Question

According to a study done by the Gallup organization, the proportion of Americans who are satisfied with the way things are going in their lives is 0.82. Suppose a random sample of 100 Americans is asked the question "Are you satisfied with the way things are going in your life?" What is the probability the proportion of people who answer yes exceeds 0.85? Would it be unusual for a survey of 100 Americans to reveal that 75 or fewer are satisfiedwith the way things are going in their life?

Answer 1

0.217

Yes quite unusual ( See explanation )

Explanation:

Solution:-

- Denote among population ( P ) of the proportion of Americans who are satisfied with flow of their lives are p = 0.82.

- A random sample of n = 100 Americans were asked whether they are satisfied with the way things are going in your life.

- The sampling distribution of population proportion will be checked for normality as follows:

n = 100 , p^ = 0.82

- The requirements of normal distribution of sample proportion distribution:

n*p^ & n( 1 - p^ ) ≥ 10

n*p^*( 1 - p^ ) ≥ 10

- Verify the assumption of sample proportion to be normally distributed:

n*p^ = 100*0.82 = 82 ≥ 10

n*( 1 - p^ ) = 100*( 1 - 0.82 ) = 18 ≥ 10

n*p*( 1 - p^ ) = 100*0.82*( 1 - 0.82 ) = 14.76 ≥ 10

- Therefore, we can assume the sample proportion to be normally distributed as per Central Limit Theorem i.e sample is sufficiently large.

- Normal distribution of population proportion ( P ) is defined by two parameters that are defined as:

P ~ Norm ( μ_p , σ_p^2 )

Where,

μ_p: The mean of proportion

σ_p: The standard deviation of proportion

- The parameters for normally distributed sample proportion will be estimated using point estimation and point standard error estimation of sample population distribution.

Estimation:

μ_p = sample proportion = p^ = 0.82

σ_p =
`\sqrt{(p^*( 1 - p^* ))/(n) } = \sqrt{(0.82*( 1 - 0.82 ))/(100) }` = 0.03842

Hence,

P ~ Norm ( 0.82 , 0.03842^2 )

- The probability of proportion of people who answered yes to the survey question is greater than 0.85.

- We are to compute the probability of p ( P > 0.85 ) using the normal sample distribution of ( P ) determined above:

- The Z-score for the limiting value is:

Z = ( P - μ_p ) / σ_p

Z = ( 0.85 - 0.82 ) / 0.03842

Z = 0.78084

- Now using standard normal tables or normal calculator determine the corresponding probability:

p ( P > 0.85 ) = p ( Z > 0.78084 )

= 0.217439

Answer: The probability that at-least 85 people in the random sample of n = 100 Americans who answered " yes " to the survey question is 0.217.

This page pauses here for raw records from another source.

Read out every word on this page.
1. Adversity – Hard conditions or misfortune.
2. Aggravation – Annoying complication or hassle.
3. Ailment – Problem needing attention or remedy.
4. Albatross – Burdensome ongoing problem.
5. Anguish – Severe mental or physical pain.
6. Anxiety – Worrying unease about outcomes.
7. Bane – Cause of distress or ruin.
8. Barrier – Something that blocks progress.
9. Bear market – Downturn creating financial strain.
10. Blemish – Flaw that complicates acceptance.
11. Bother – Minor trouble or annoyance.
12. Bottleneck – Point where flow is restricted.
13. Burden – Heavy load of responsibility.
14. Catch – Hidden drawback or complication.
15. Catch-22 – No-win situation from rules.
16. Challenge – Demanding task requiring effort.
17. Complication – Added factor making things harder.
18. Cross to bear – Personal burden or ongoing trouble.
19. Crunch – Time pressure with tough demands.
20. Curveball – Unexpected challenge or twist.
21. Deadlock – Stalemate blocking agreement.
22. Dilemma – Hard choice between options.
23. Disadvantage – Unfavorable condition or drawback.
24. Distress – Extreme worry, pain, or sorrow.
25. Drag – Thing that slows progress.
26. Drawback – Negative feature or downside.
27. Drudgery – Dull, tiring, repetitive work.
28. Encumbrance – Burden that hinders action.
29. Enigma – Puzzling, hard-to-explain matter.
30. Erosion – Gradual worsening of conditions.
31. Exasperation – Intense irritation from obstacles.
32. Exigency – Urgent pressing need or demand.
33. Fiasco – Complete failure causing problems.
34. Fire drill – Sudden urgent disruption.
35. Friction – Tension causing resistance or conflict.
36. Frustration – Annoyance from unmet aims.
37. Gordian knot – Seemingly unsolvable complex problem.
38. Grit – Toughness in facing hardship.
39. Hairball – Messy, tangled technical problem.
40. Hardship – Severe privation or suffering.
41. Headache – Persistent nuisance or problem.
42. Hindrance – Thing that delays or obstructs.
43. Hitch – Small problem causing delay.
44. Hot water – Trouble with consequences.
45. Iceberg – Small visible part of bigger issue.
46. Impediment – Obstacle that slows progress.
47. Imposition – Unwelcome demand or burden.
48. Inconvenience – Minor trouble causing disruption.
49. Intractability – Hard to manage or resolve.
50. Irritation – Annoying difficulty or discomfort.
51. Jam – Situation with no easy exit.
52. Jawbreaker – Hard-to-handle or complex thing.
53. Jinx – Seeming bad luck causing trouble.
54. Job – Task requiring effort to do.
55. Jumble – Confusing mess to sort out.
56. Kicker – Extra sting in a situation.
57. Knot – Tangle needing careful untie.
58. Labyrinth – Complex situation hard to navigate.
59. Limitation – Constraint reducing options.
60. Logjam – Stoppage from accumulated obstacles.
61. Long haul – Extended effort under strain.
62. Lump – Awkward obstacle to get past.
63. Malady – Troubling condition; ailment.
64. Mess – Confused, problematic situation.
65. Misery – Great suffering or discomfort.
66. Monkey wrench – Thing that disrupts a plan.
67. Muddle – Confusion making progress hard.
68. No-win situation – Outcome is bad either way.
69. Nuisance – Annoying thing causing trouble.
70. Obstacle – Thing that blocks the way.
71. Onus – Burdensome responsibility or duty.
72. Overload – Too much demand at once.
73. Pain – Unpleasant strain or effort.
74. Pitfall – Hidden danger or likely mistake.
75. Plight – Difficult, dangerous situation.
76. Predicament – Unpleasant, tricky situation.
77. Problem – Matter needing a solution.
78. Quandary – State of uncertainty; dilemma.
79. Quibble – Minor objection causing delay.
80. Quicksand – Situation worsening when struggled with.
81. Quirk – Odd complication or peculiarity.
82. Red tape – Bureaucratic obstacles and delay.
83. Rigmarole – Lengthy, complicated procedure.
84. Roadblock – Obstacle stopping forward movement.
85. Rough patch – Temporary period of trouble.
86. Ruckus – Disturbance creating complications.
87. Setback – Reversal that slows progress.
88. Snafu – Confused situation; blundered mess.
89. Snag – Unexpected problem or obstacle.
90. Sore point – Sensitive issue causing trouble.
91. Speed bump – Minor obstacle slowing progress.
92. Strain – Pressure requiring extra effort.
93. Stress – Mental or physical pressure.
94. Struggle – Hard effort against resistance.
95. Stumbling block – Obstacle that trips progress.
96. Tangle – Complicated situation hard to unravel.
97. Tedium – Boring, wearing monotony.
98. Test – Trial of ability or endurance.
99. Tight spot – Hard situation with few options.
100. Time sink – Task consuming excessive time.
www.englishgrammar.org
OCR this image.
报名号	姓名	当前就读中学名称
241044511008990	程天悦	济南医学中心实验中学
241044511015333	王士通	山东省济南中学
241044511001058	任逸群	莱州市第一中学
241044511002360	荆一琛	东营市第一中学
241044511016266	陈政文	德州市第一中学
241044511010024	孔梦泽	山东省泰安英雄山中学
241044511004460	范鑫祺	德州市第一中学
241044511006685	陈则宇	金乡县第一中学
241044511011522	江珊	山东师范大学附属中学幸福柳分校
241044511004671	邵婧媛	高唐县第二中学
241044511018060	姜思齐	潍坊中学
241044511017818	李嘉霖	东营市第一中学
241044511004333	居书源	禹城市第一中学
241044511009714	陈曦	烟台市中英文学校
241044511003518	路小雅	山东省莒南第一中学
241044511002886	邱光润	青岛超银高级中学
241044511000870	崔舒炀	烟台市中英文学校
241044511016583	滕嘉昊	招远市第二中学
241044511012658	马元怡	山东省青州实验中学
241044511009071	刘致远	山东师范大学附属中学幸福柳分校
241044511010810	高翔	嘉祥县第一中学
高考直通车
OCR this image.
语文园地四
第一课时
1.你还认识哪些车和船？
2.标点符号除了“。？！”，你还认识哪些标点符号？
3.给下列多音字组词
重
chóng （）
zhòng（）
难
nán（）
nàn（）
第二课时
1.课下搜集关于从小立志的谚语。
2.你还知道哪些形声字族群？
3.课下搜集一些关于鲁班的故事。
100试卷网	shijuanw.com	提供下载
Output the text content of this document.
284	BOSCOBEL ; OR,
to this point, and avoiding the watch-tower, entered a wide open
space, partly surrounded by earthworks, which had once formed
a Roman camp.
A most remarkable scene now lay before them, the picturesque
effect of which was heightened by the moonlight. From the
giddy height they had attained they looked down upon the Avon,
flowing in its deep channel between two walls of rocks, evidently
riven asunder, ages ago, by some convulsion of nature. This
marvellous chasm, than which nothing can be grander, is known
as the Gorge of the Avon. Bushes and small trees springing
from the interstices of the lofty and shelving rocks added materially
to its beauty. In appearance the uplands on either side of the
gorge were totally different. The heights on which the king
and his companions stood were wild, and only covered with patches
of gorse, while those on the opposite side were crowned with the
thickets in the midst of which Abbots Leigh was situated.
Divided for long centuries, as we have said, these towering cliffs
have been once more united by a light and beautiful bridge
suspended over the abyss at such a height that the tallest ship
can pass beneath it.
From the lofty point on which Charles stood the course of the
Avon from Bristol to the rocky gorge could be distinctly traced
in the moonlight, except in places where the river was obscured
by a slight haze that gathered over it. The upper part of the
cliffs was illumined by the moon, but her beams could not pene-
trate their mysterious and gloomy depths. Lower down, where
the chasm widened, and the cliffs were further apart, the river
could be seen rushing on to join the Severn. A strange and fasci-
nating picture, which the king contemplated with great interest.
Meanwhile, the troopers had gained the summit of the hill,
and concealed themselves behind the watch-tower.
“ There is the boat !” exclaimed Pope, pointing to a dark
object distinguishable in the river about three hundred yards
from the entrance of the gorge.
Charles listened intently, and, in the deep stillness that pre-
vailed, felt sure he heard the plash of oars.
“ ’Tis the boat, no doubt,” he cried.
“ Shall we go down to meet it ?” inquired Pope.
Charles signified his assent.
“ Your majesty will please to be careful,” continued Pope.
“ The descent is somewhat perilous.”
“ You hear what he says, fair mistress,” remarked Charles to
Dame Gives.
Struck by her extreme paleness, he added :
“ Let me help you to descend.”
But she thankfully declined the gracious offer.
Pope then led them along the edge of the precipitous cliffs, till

- If x = 75 or fewer Americans say that they are satisfied with the way things are going in their life among a population of N = 100.

- The proportion ( P ) of the Americans that answered " yes " to the survey question:

P = x / N

P = 75 / 100 = 0.75

- Now we will compare the population proportion ( P ≤ 0.75 ) against the sampling distribution of ( P ). Compute the Z-score of the limiting value:

Z = ( P - μ_p ) / σ_p

Z = ( 0.75 - 0.82 ) / 0.03842

Z = -1.82196

- Now using standard normal tables or normal calculator determine the corresponding probability:

p ( P ≤ 0.75 ) = p ( Z ≤ -1.82196 )

= 0.03422543

Answer: This means that about 3.4 out of 100 random samples of size 100 will result in 75% or lower are satisfied with their life if the population proportion of Americans who are satisfied with their life is 0.82. Hence, p ( P < 0.75 ) = 3 is quite unusual from a survey of 100 Americans to show that less than 75% answered yes to the posed question.